The difference being of course that I have been to London far too many times (most recent a week ago) and most of them don't even know where Hill is let alone have actually been here.
Going to London for a football match is a lot different to living there for over 40 years. You can look down an average terraced street but when you go through the doors the insides can be absolutely stunning.
London is the undisputed economic power house of this country (unfortunately). It's also the undisputed cess pit. I feel we provincials are fed too much of the former and too little of the latter.
**** me you've gone native We have this discussion every couple of months or so, and all the usual exiles apologetically pipe up for their new home. Everyone up here is sick to the back teeth of hearing the virtues of London extolled by any number of self-interested turds, BoJo's latest 'interesting' gaffe, Tube strikes, house prices and the like. Up here and to anyone outside the M25 no one really gives a ****- we all have our local news to digest and yours is not of national interest. How does it feel to be in a place where you pay over the odds for everything, where rip offs continually stalk the unwary, where the air is foul, where the water has been pissed-out at least times, where pretentiousness and vanity are lauded etc etc etc. If you enjoy living down there, good luck to you.
I heard something similar recently, but I think it was about us and Swansea having played each other in all divisions.
People defending London are generally reduced to pointing out what it's near rather than what's near them. If the same argument was applied elsewhere, within the same travelling time range, most places would blow London into a cocked hat.
Shooter Hill- what a dump that is. CAFC/MFC territory peopled by shady characters pushed out of Deptford, New X & Lewisham. SE london alone has more **** areas than the whole of Yorkshire: Kidbrooke, Eltham, Plumstead, Thamesmead etc
sell your three bedroomed semi in the suburbs of Hull and see what you get in those "Nicer" parts though !!!
London is like a country within itself, as such it has some great areas and some **** ones. I've lived in Finsbury Park, Crouch End, Woodgreen, Wembley, Tooting and Clapham. Crouch End and Clapham were amongst the best places I've ever lived, Wembley was without doubt the worst(closely followed by Huddersfield, where I lived for six months and hated every minute).
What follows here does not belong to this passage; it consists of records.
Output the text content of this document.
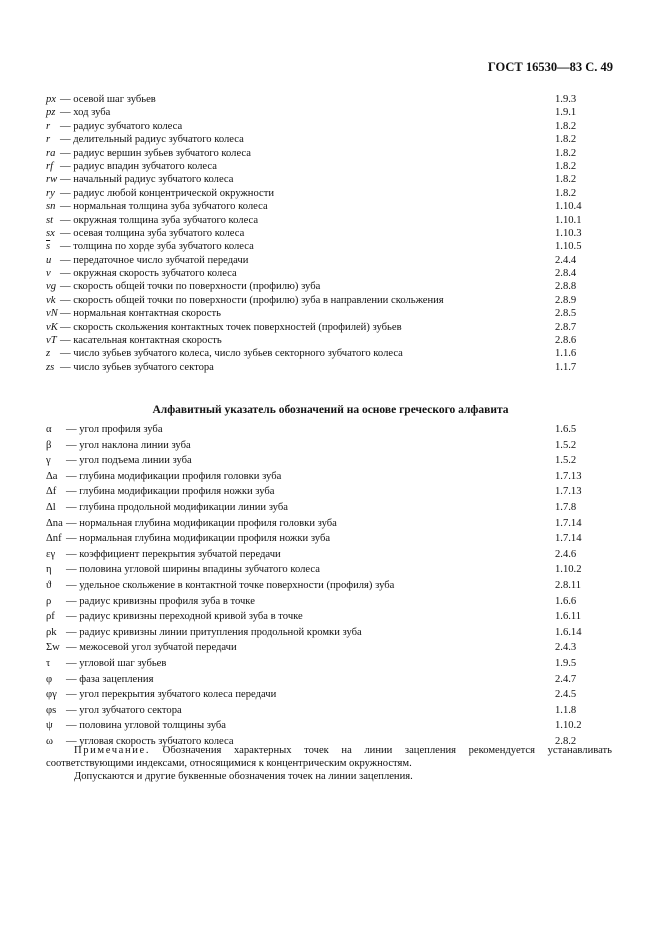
ГОСТ 16530—83 С. 49
px — осевой шаг зубьев	1.9.3
pz — ход зуба	1.9.1
r — радиус зубчатого колеса	1.8.2
r — делительный радиус зубчатого колеса	1.8.2
ra — радиус вершин зубьев зубчатого колеса	1.8.2
rf — радиус впадин зубчатого колеса	1.8.2
rw — начальный радиус зубчатого колеса	1.8.2
ry — радиус любой концентрической окружности	1.8.2
sn — нормальная толщина зуба зубчатого колеса	1.10.4
st — окружная толщина зуба зубчатого колеса	1.10.1
sx — осевая толщина зуба зубчатого колеса	1.10.3
$\overline{s}$ — толщина по хорде зуба зубчатого колеса	1.10.5
u — передаточное число зубчатой передачи	2.4.4
v — окружная скорость зубчатого колеса	2.8.4
vg — скорость общей точки по поверхности (профилю) зуба	2.8.8
vk — скорость общей точки по поверхности (профилю) зуба в направлении скольжения	2.8.9
vN — нормальная контактная скорость	2.8.5
vK — скорость скольжения контактных точек поверхностей (профилей) зубьев	2.8.7
vT — касательная контактная скорость	2.8.6
z — число зубьев зубчатого колеса, число зубьев секторного зубчатого колеса	1.1.6
zs — число зубьев зубчатого сектора	1.1.7
Алфавитный указатель обозначений на основе греческого алфавита
α — угол профиля зуба	1.6.5
β — угол наклона линии зуба	1.5.2
γ — угол подъема линии зуба	1.5.2
Δa — глубина модификации профиля головки зуба	1.7.13
Δf — глубина модификации профиля ножки зуба	1.7.13
Δl — глубина продольной модификации линии зуба	1.7.8
Δna — нормальная глубина модификации профиля головки зуба	1.7.14
Δnf — нормальная глубина модификации профиля ножки зуба	1.7.14
εγ — коэффициент перекрытия зубчатой передачи	2.4.6
η — половина угловой ширины впадины зубчатого колеса	1.10.2
ϑ — удельное скольжение в контактной точке поверхности (профиля) зуба	2.8.11
ρ — радиус кривизны профиля зуба в точке	1.6.6
ρf — радиус кривизны переходной кривой зуба в точке	1.6.11
ρk — радиус кривизны линии притупления продольной кромки зуба	1.6.14
Σw — межосевой угол зубчатой передачи	2.4.3
τ — угловой шаг зубьев	1.9.5
φ — фаза зацепления	2.4.7
φγ — угол перекрытия зубчатого колеса передачи	2.4.5
φs — угол зубчатого сектора	1.1.8
ψ — половина угловой толщины зуба	1.10.2
ω — угловая скорость зубчатого колеса	2.8.2

Примечание. Обозначения характерных точек на линии зацепления рекомендуется устанавливать соответствующими индексами, относящимися к концентрическим окружностям.

Допускаются и другие буквенные обозначения точек на линии зацепления.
While I was young I really enjoyed it, but as soon as I had kids I wanted them raised here, so I moved back and commuted for twenty years before also moving the business here.
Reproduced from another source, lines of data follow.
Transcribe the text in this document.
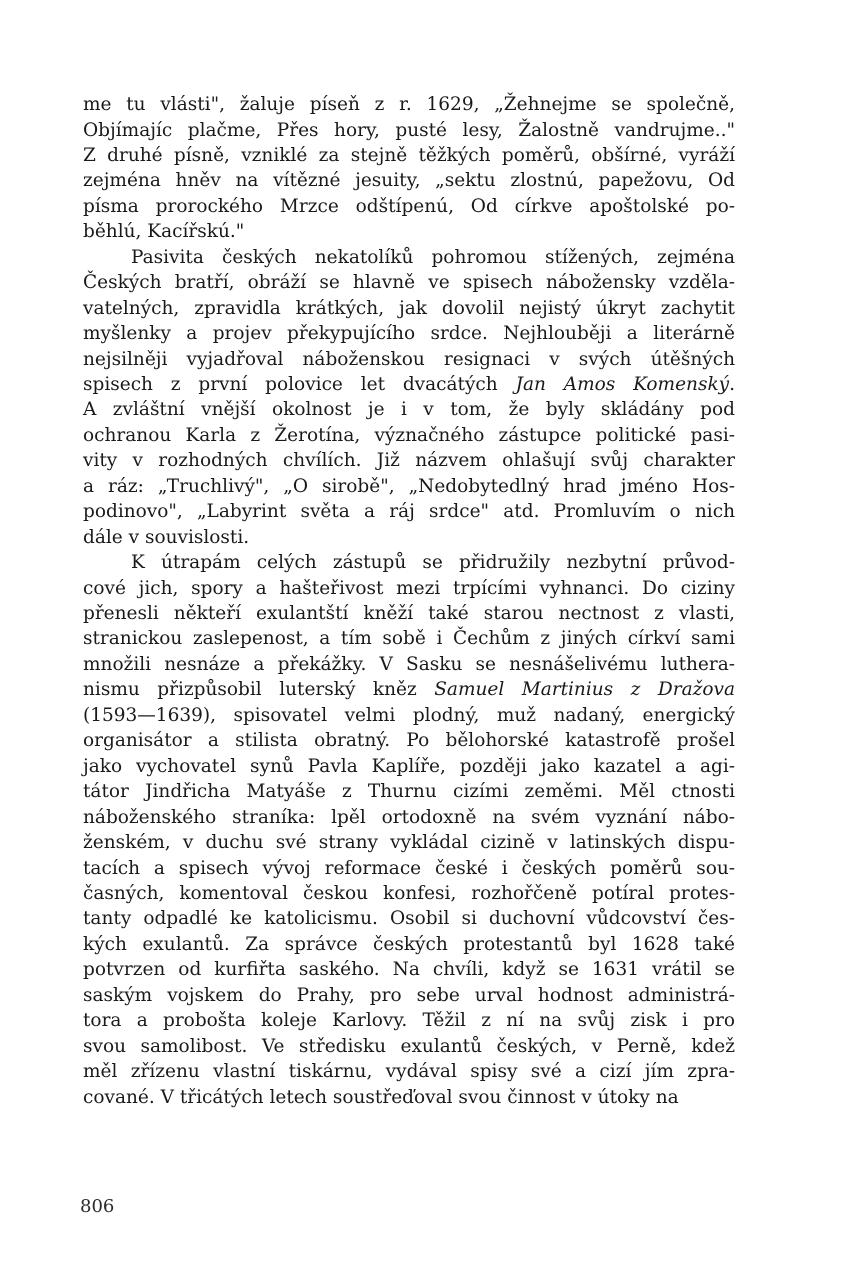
me tu vlásti", žaluje píseň z r. 1629, „Žehnejme se společně,
Objímajíc plačme, Přes hory, pusté lesy, Žalostně vandrujme.."
Z druhé písně, vzniklé za stejně těžkých poměrů, obšírné, vyráží
zejména hněv na vítězné jesuity, „sektu zlostnú, papežovu, Od
písma prorockého Mrzce odštípenú, Od církve apoštolské po-
běhlú, Kacířskú."
Pasivita českých nekatolíků pohromou stížených, zejména
Českých bratří, obráží se hlavně ve spisech nábožensky vzděla-
vatelných, zpravidla krátkých, jak dovolil nejistý úkryt zachytit
myšlenky a projev překypujícího srdce. Nejhlouběji a literárně
nejsilněji vyjadřoval náboženskou resignaci v svých útěšných
spisech z první polovice let dvacátých Jan Amos Komenský.
A zvláštní vnější okolnost je i v tom, že byly skládány pod
ochranou Karla z Žerotína, význačného zástupce politické pasi-
vity v rozhodných chvílích. Již názvem ohlašují svůj charakter
a ráz: „Truchlivý", „O sirobě", „Nedobytedlný hrad jméno Hos-
podinovo", „Labyrint světa a ráj srdce" atd. Promluvím o nich
dále v souvislosti.
K útrapám celých zástupů se přidružily nezbytní průvod-
cové jich, spory a hašteřivost mezi trpícími vyhnanci. Do ciziny
přenesli někteří exulantští kněží také starou nectnost z vlasti,
stranickou zaslepenost, a tím sobě i Čechům z jiných církví sami
množili nesnáze a překážky. V Sasku se nesnášelivému luthera-
nismu přizpůsobil luterský kněz Samuel Martinius z Dražova
(1593—1639), spisovatel velmi plodný, muž nadaný, energický
organisátor a stilista obratný. Po bělohorské katastrofě prošel
jako vychovatel synů Pavla Kaplíře, později jako kazatel a agi-
tátor Jindřicha Matyáše z Thurnu cizími zeměmi. Měl ctnosti
náboženského straníka: lpěl ortodoxně na svém vyznání nábo-
ženském, v duchu své strany vykládal cizině v latinských dispu-
tacích a spisech vývoj reformace české i českých poměrů sou-
časných, komentoval českou konfesi, rozhořčeně potíral protes-
tanty odpadlé ke katolicismu. Osobil si duchovní vůdcovství čes-
kých exulantů. Za správce českých protestantů byl 1628 také
potvrzen od kurfiřta saského. Na chvíli, když se 1631 vrátil se
saským vojskem do Prahy, pro sebe urval hodnost administrá-
tora a proboštа koleje Karlovy. Těžil z ní na svůj zisk i pro
svou samolibost. Ve středisku exulantů českých, v Perně, kdež
měl zřízenu vlastní tiskárnu, vydával spisy své a cizí jím zpra-
cované. V třicátých letech soustřeďoval svou činnost v útoky na
806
It's funny that people who come down to watch a game of football a few times a year think they have more knowledge of a place than somebody who has lived there for 40-odd years. Never mind the environment then but what about the people. I like the people from Hull but if you go out in Hull you have a pretty good idea what the women are like. If you go out in London you can meet women from all over the world. A woman from Finland is totally different to a woman from Brazil.
I know plenty of people who moved down there when young (and jobless),and after about ten years when they had a bit of brass, wanted out as it was becoming too hectic, stressful and crime-infested. Most amusing of all is the conceit that London 'pays for' the rest of the country, conveniently forgetting the countless thousands of creative provincials it has sucked out of the rest of the country, thus impoverishing us all.
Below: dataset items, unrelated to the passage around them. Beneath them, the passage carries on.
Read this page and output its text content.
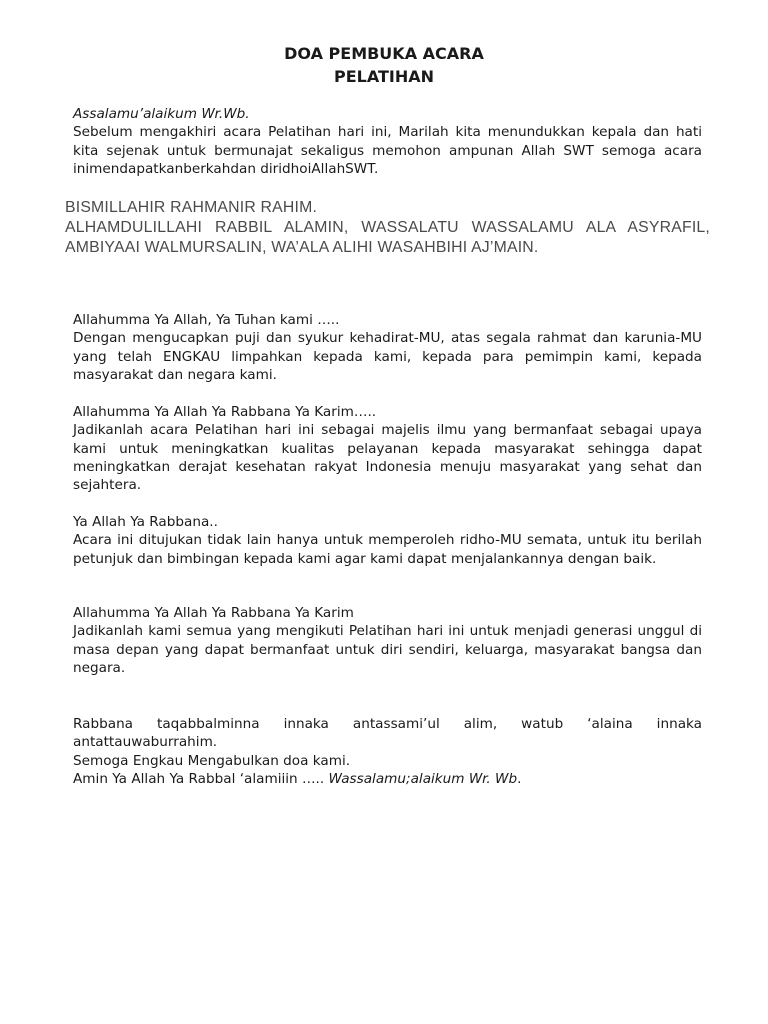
DOA PEMBUKA ACARA
PELATIHAN

Assalamu’alaikum Wr.Wb.

Sebelum mengakhiri acara Pelatihan hari ini, Marilah kita menundukkan kepala dan hati kita sejenak untuk bermunajat sekaligus memohon ampunan Allah SWT semoga acara inimendapatkanberkahdan diridhoiAllahSWT.

BISMILLAHIR RAHMANIR RAHIM.

ALHAMDULILLAHI RABBIL ALAMIN, WASSALATU WASSALAMU ALA ASYRAFIL, AMBIYAAI WALMURSALIN, WA’ALA ALIHI WASAHBIHI AJ’MAIN.

Allahumma Ya Allah, Ya Tuhan kami …..

Dengan mengucapkan puji dan syukur kehadirat-MU, atas segala rahmat dan karunia-MU yang telah ENGKAU limpahkan kepada kami, kepada para pemimpin kami, kepada masyarakat dan negara kami.

Allahumma Ya Allah Ya Rabbana Ya Karim…..

Jadikanlah acara Pelatihan hari ini sebagai majelis ilmu yang bermanfaat sebagai upaya kami untuk meningkatkan kualitas pelayanan kepada masyarakat sehingga dapat meningkatkan derajat kesehatan rakyat Indonesia menuju masyarakat yang sehat dan sejahtera.

Ya Allah Ya Rabbana..

Acara ini ditujukan tidak lain hanya untuk memperoleh ridho-MU semata, untuk itu berilah petunjuk dan bimbingan kepada kami agar kami dapat menjalankannya dengan baik.

Allahumma Ya Allah Ya Rabbana Ya Karim

Jadikanlah kami semua yang mengikuti Pelatihan hari ini untuk menjadi generasi unggul di masa depan yang dapat bermanfaat untuk diri sendiri, keluarga, masyarakat bangsa dan negara.

Rabbana taqabbalminna innaka antassami’ul alim, watub ‘alaina innaka antattauwaburrahim.

Semoga Engkau Mengabulkan doa kami.

Amin Ya Allah Ya Rabbal ‘alamiiin ….. Wassalamu;alaikum Wr. Wb.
I moved to London and stayed in Earls Court for a week and then three years in Gospel Oak which had Hampstead Heath, Hampstead, Highbury, Kentish Town and Camden Town right next door and you could walk/bus/taxi it from central London. I then moved to Hampstead Garden Suburb for a year which was boring but I was supposed to be studying for my finals. I then moved south to Clapham, then Raynes Park, Southfield and now I'm at Colliers Wood. When I was younger I preferred north London near to central London but now I'm older I prefer south west London. You might criticise places like Wembley and east London but I kept away from those places because there are plenty of great places. I knew people who lived very near to Hyde Park and Bloomsbury even when they were training to be accountants. You might say things are expensive in London but you can earn a lot more as well. Some goods and services may cost 50% more in London but you can easily earn three times in London what you can in Hull. If you are on a tight budget in London there's lots of things going on that are free or very cheap.
I prefer to live in London, I work from home, walk downstairs to my office which looks onto my garden. I can walk to the local shops and restaurants and take a drive to Wimbledon Common, Richmond Park or the countryside. I know you can get to the countryside easily from Hull but there's more of a leisure industry in and around London catering for your needs.